Once I recall being in a local trapping supply supply store when some fool dropped a bottle of lure up near the checkout counter.   Whew!   Most of us had to evacuate the store just to catch our collective breath.   Fortunately, it was still September and the weather was mild enough outside for the windows to be open.   In a matter of minutes the fans were in place to circulate the bad, rancid air outside the premises.   While some businesses have contingency plans for dealing with tornadoes, etc…when you’re in the trapping supply business I guess it’s also important to have a plan at the ready for noxious odor control.

And so it goes.   Probably more so than any other sportsman, the trapper has to deal routinely and often with the stench that is sometimes nature.   Even skinning animals can be a rather unpleasant chore for the olfactory system.   If you want to be a trapper you just learn to accept that dealing with a potpourri of unpleasant smells happens to be part of the job requirement.

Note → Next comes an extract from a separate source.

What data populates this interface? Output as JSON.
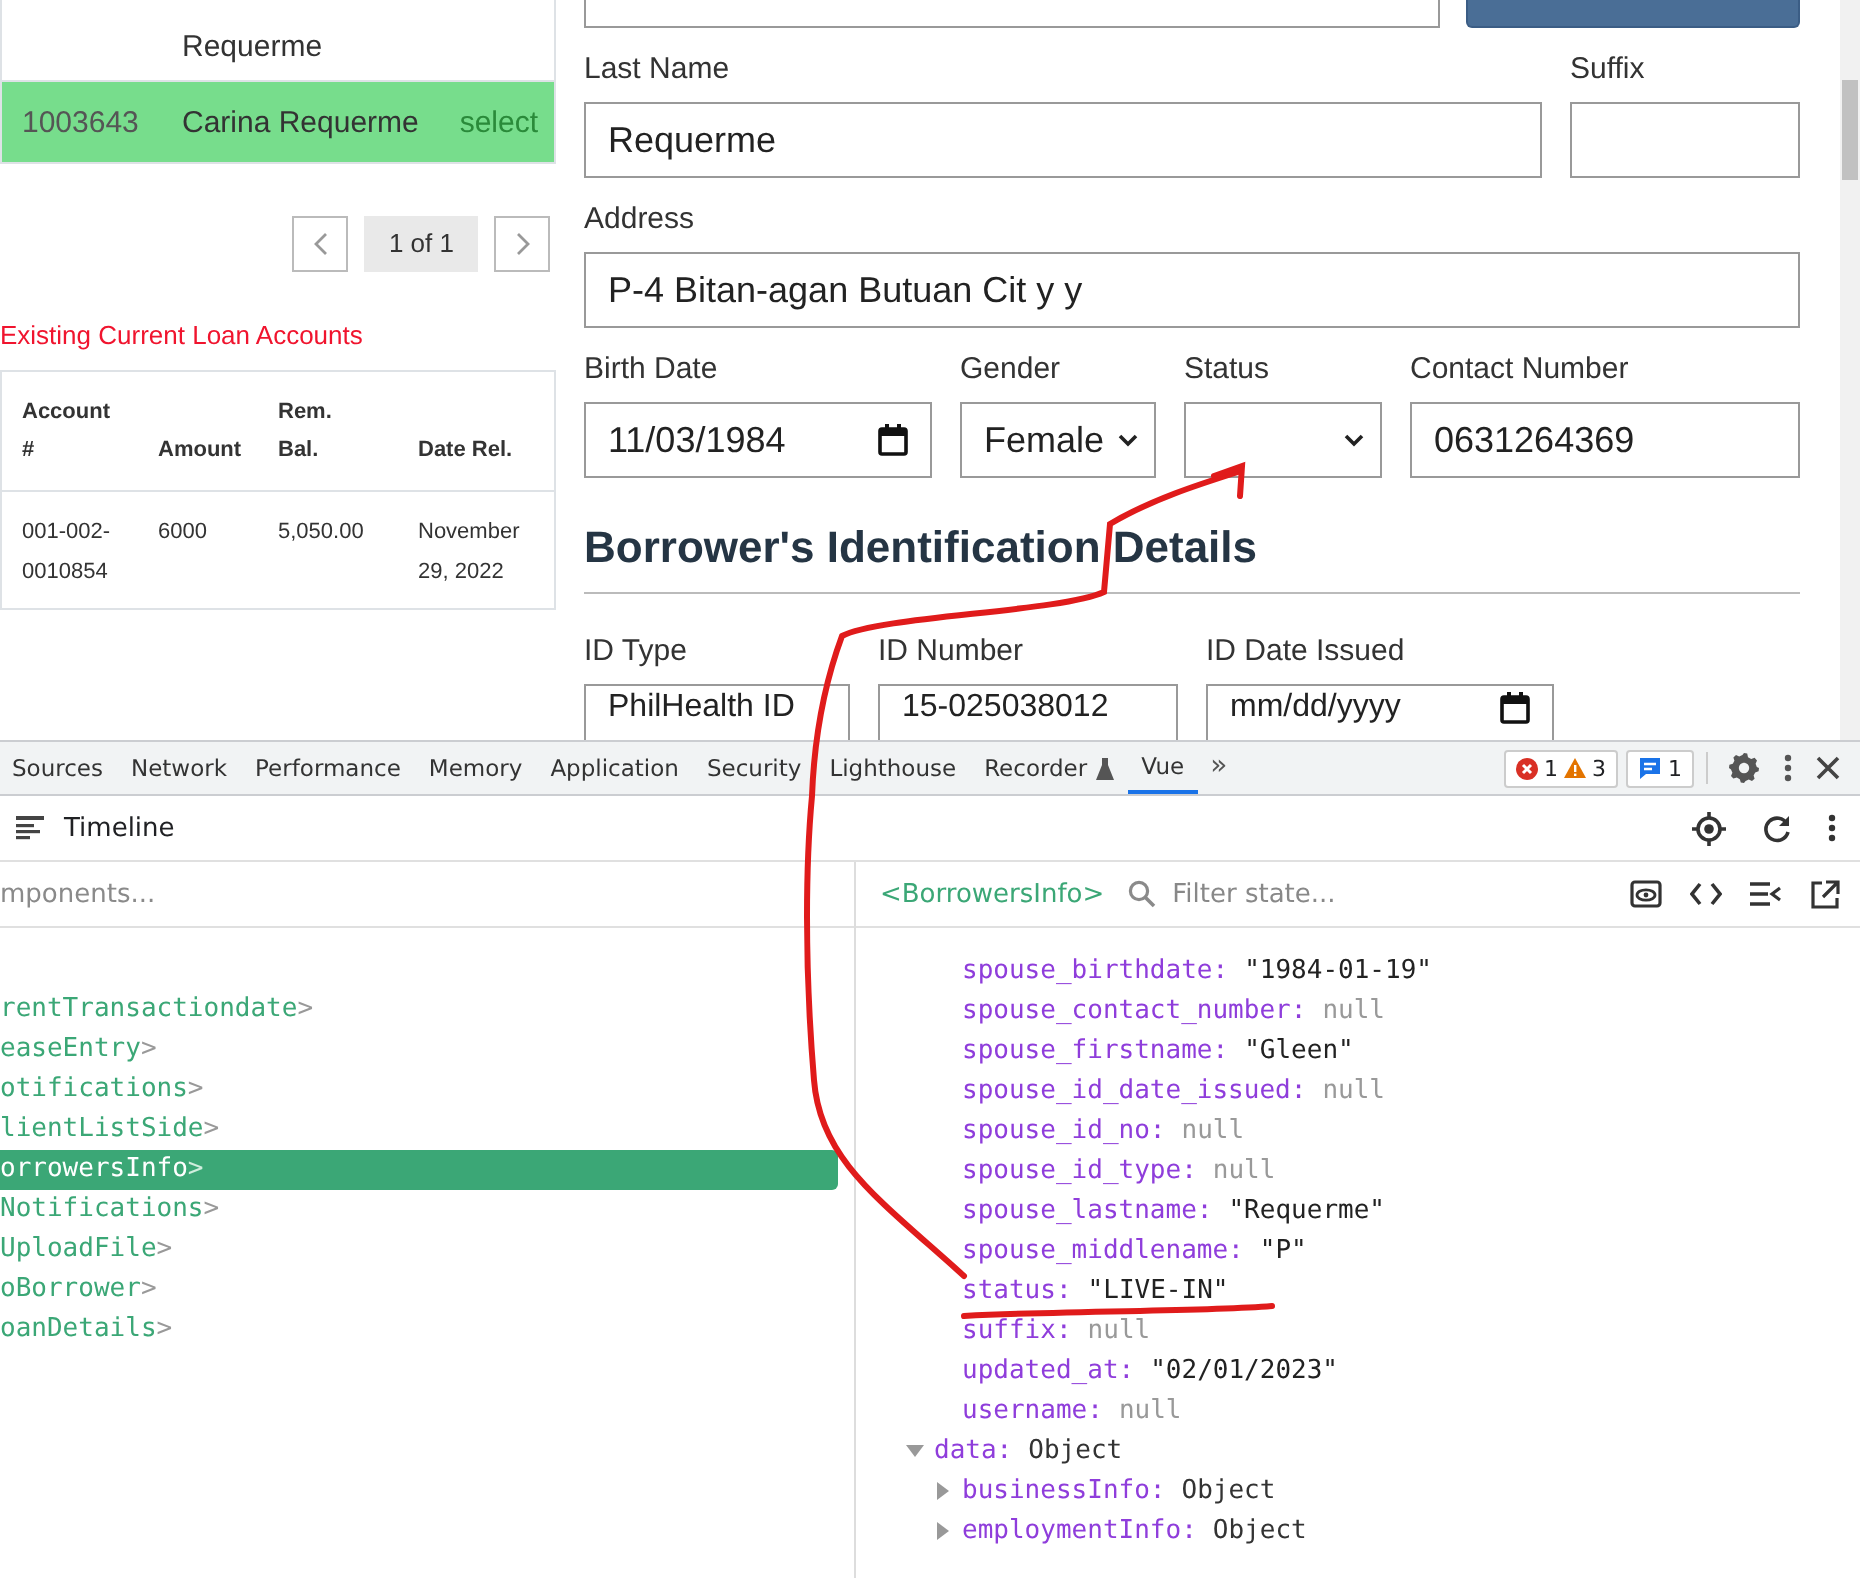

Changing gears just a bit, a few hours ago I was in the process of changing a diaper on my 7–month old daughter that was exceedingly unpleasant.   The stench was such that my eyes were nearly beginning to tear-up.   Once the process was complete, I thought for a moment how I could possibly have dealt with such a nasty task had it not been for my past experiences as a trapper.   Seriously, I am convinced that my trapping days have helped acclimate my senses sufficiently to prepare myself for even the messiest diaper my child could ever muster.

Then again, someday soon I fear my theory might be proven miserably wrong as more solid foods are eventually included in her diet.